Single by YBN Cordae featuring Anderson .Paak

from the album The Lost Boy
- Released: July 23, 2019
- Genre: Hip-hop; R&B;
- Length: 2:56
- Label: Atlantic; Art@War;
- Songwriters: Cordae Dunston; Brandon Anderson; Jermaine Cole;
- Producer: J. Cole

YBN Cordae singles chronology
| "Racks" (2019) | "RNP" (2019) | "In These Streets" (2019) |

Anderson .Paak singles chronology
| "Make It Better" (2019) | "RNP" (2019) | "Stainless" (2019) |

Music video
- "RNP" on YouTube

= RNP (song) =

2019 single by YBN Cordae

"RNP" ("Rich Nigga Problems") is a song by American rapper Cordae (then known as YBN Cordae) featuring fellow American rapper and singer Anderson .Paak. It was released on July 23, 2019, as the third single from Cordae's debut studio album The Lost Boy (2019).
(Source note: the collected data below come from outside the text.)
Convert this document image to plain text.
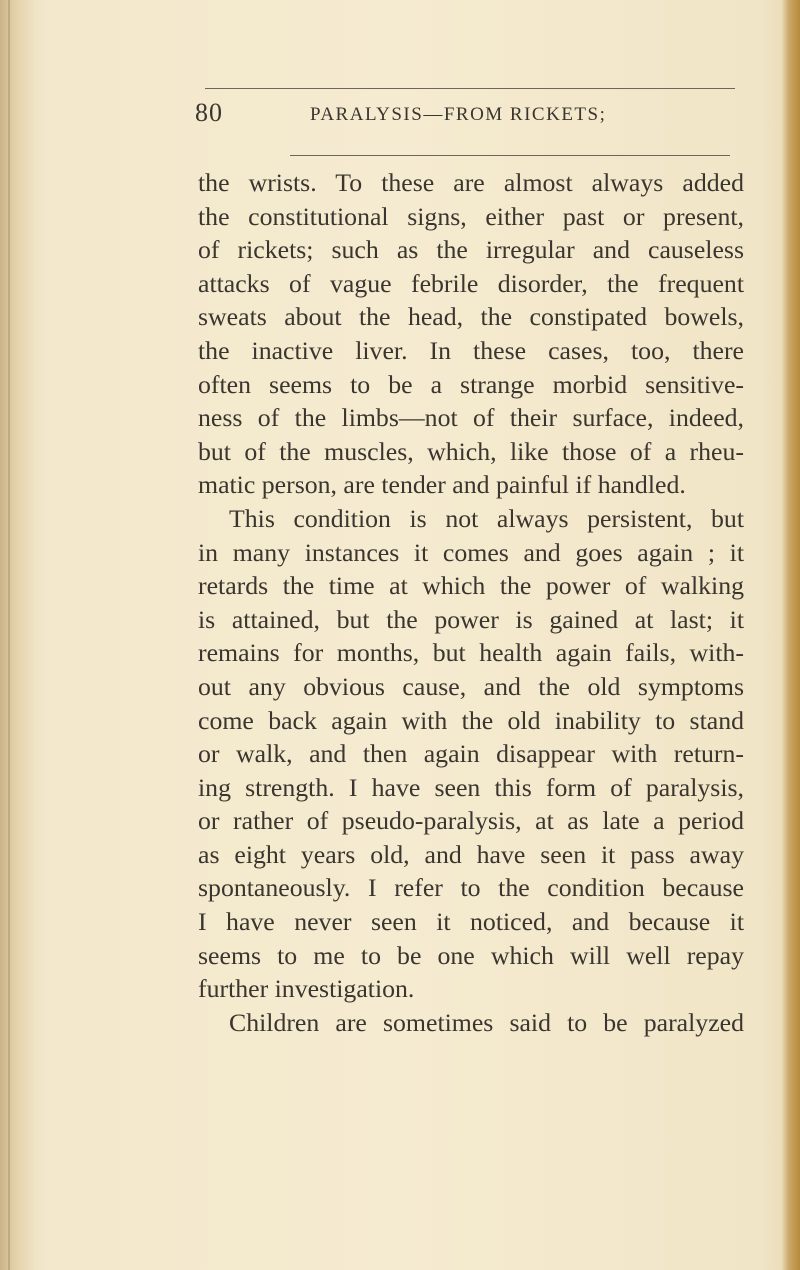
80	PARALYSIS—FROM RICKETS;
the wrists. To these are almost always added
the constitutional signs, either past or present,
of rickets; such as the irregular and causeless
attacks of vague febrile disorder, the frequent
sweats about the head, the constipated bowels,
the inactive liver. In these cases, too, there
often seems to be a strange morbid sensitive-
ness of the limbs—not of their surface, indeed,
but of the muscles, which, like those of a rheu-
matic person, are tender and painful if handled.
This condition is not always persistent, but
in many instances it comes and goes again ; it
retards the time at which the power of walking
is attained, but the power is gained at last; it
remains for months, but health again fails, with-
out any obvious cause, and the old symptoms
come back again with the old inability to stand
or walk, and then again disappear with return-
ing strength. I have seen this form of paralysis,
or rather of pseudo-paralysis, at as late a period
as eight years old, and have seen it pass away
spontaneously. I refer to the condition because
I have never seen it noticed, and because it
seems to me to be one which will well repay
further investigation.
Children are sometimes said to be paralyzed
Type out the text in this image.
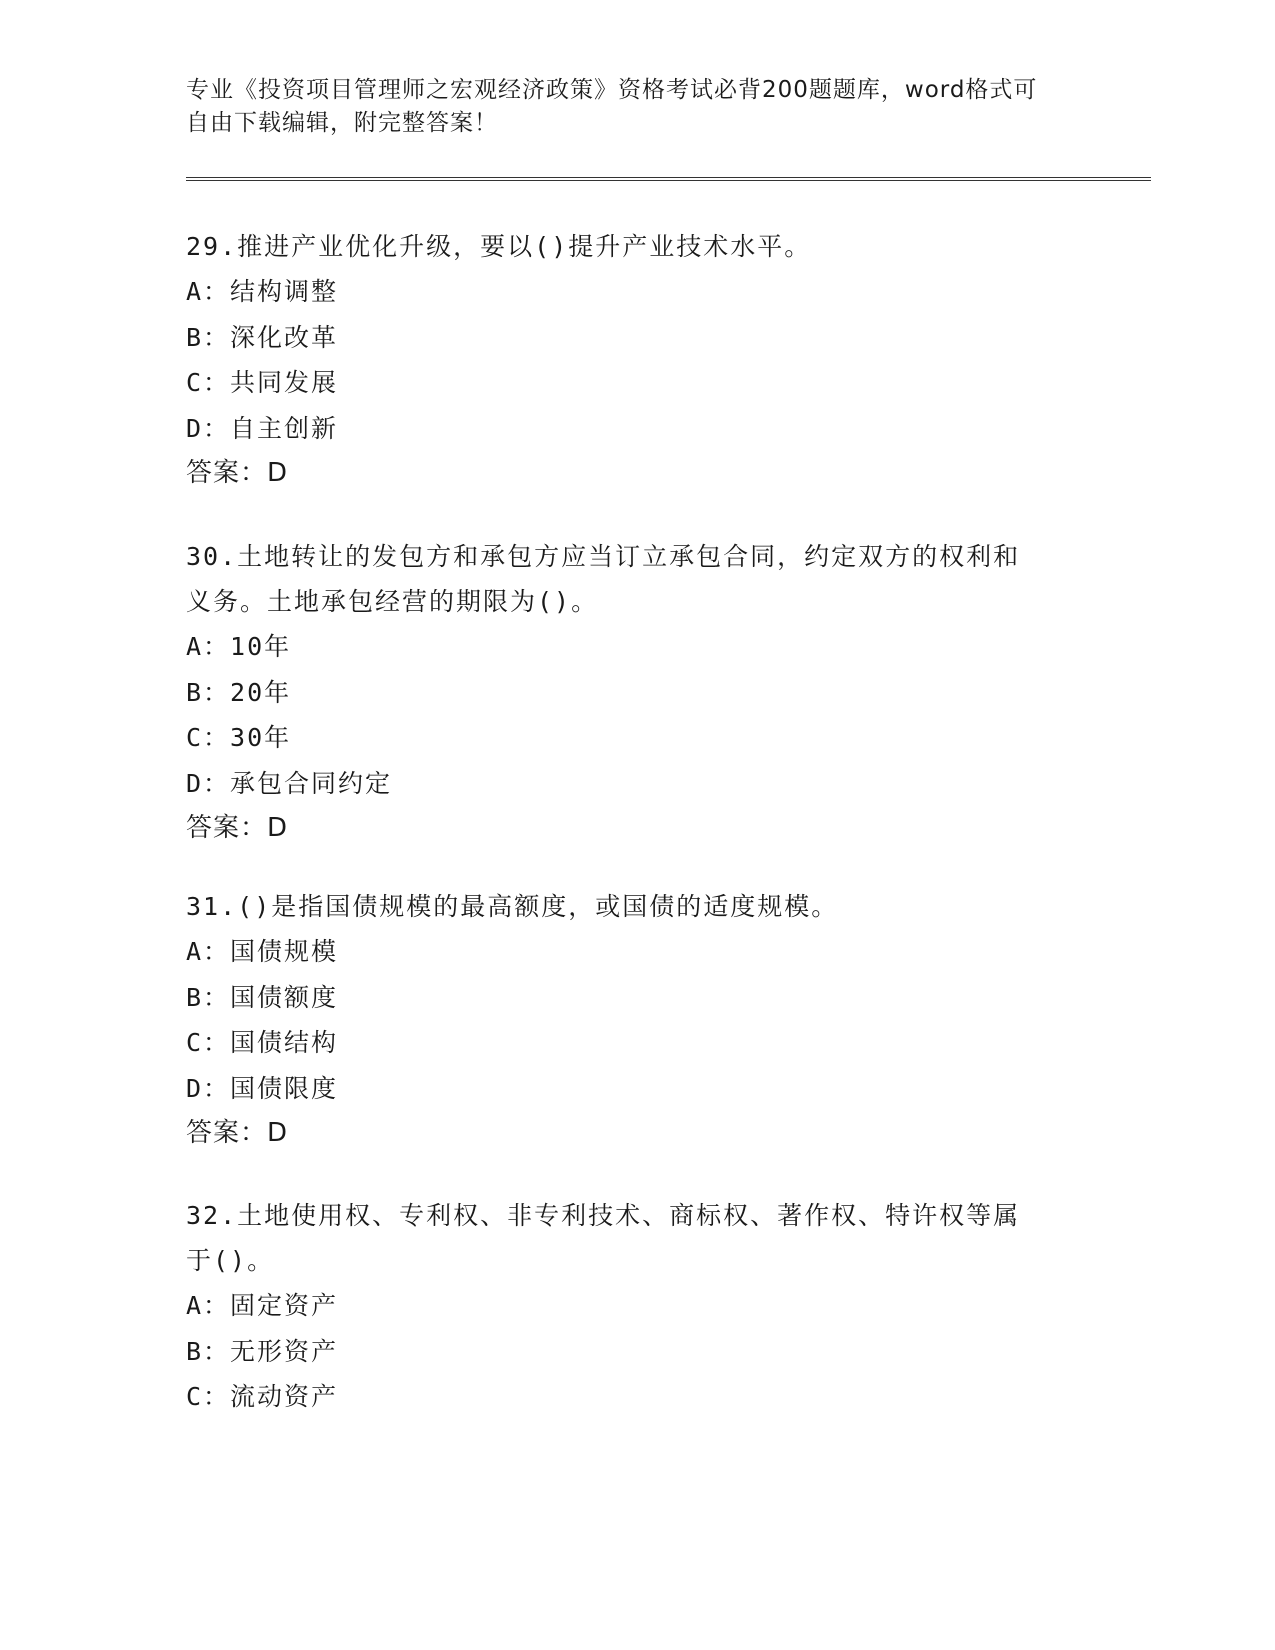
专业《投资项目管理师之宏观经济政策》资格考试必背200题题库，word格式可
自由下载编辑，附完整答案！

29.推进产业优化升级，要以()提升产业技术水平。

A：结构调整

B：深化改革

C：共同发展

D：自主创新

答案：D

30.土地转让的发包方和承包方应当订立承包合同，约定双方的权利和
义务。土地承包经营的期限为()。

A：10年

B：20年

C：30年

D：承包合同约定

答案：D

31.()是指国债规模的最高额度，或国债的适度规模。

A：国债规模

B：国债额度

C：国债结构

D：国债限度

答案：D

32.土地使用权、专利权、非专利技术、商标权、著作权、特许权等属
于()。

A：固定资产

B：无形资产

C：流动资产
Written by the artists alongside producer J. Cole, It was Cordae's highest-charting song, until the release of "Gifted" featuring Roddy Ricch.

==Composition==
The song finds Cordae and Anderson .Paak trading "bars about their 'rich nigga problems'". The former "effortlessly blends his nostalgic influences with his current surrounding", and "a gaudy chorus that parallels excess wealth to a boom-bap inspired instrumental" is sung by the latter. Althea Legaspi of Rolling Stone writes that their rhymes "playfully glide over Cole's bouncy beats and slinky production."

==Music video==
The music video was released on October 14, 2019. It is a 1970s-themed visual and was directed by APlus Filmz. Cordae and Anderson .Paak are basketball players "Big Play" and "Sweet Shot" respectively, and "rock afro wigs and furs in homage to Blaxploitation action films". Paak convinces Cordae to have them hit the "biggest lick of their lives" worth more than a million dollars instead of showing up at their championship game, but they eventually make it to the tournament to help their losing team win.

==Live performances==
Cordae and Paak have performed the song on The Tonight Show Starring Jimmy Fallon and at the 2019 BET Hip Hop Awards.

==Charts==

| Chart (2019) | Peak position |
|---|---|
| Canada Hot 100 (Billboard) | 84 |
| Ireland (IRMA) | 92 |
| New Zealand Hot Singles (RMNZ) | 4 |
| US Bubbling Under Hot 100 (Billboard) | 15 |

==Certifications==

| Region | Certification | Certified units/sales |
| Canada (Music Canada) | Gold | 40,000^{‡} |
| New Zealand (RMNZ) | 2× Platinum | 60,000^{‡} |
| United States (RIAA) | Gold | 500,000^{‡} |
^{‡} Sales+streaming figures based on certification alone.